What drew me to climbing was the feeling one gets in being able to overcome moments of stark discouragement and frustration. As a result, I’ve learned able to embrace defeat and failure as part of the learning experience. It’s hard to put into words how it feels when you train your body to move in a brand new way; how, over the course of projecting a route, something goes from nearly impossible to easily achieved. To my non-climbing friends, I call it “leveling up”, gaining the prerequisite skill and experience to progress to a higher degree of difficulty, and doing so in a clear, hierarchical, and linear fashion. What’s unique is that, as climbers, we can feel that moment when everything clicks. You learn more about yourself and surmounting self-imposed limitations when you can physically feel yourself getting stronger. However, when you hit that eventual plateau and the linear progression you were accustomed to dissolves, how do you stay motivated to climb and work through your frustration?

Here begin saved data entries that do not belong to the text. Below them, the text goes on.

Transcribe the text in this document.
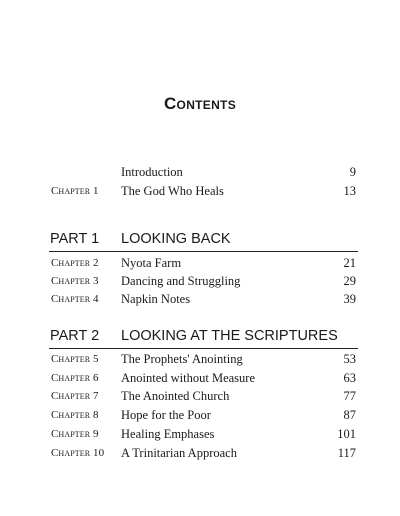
Contents
Introduction	9
Chapter 1 The God Who Heals	13
PART 1 LOOKING BACK
Chapter 2 Nyota Farm	21
Chapter 3 Dancing and Struggling	29
Chapter 4 Napkin Notes	39
PART 2 LOOKING AT THE SCRIPTURES
Chapter 5 The Prophets' Anointing	53
Chapter 6 Anointed without Measure	63
Chapter 7 The Anointed Church	77
Chapter 8 Hope for the Poor	87
Chapter 9 Healing Emphases	101
Chapter 10 A Trinitarian Approach	117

My answer has always been to remember that climbing is a lifetime sport. Just as there are teenagers sending 5.14, there are retirees that can do the same. I’ve been fortunate in having several partners over fifty that’ve been climbing for upwards of twenty years. The dedication they have surmounts their desire to rack up the numbers and most would rather climb a lifetime at 5.10 than to flame out after one hard 5.13 redpoint. Anytime I get stuck, I try to remember those who took ten years to climb 5.12 and the fact that their persistence, rather than training volume, is what got them there.
The beauty of our sport is that the best way to train for climbing is simply to climb. While we may always be looking to progress and climb as hard as we possibly can, just because this year V6 seems impossible doesn’t mean it’ll always remain so. So, if you’ve been stuck in the same place like I’ve been, remain calm! You can hit the hangboard, start some new weight training program, maybe even try a higher protein diet and a new cardio regimen. But, whatever you do, make sure to keep climbing; because there’s a lifetime of routes out there to enjoy and it’d be a shame to miss out.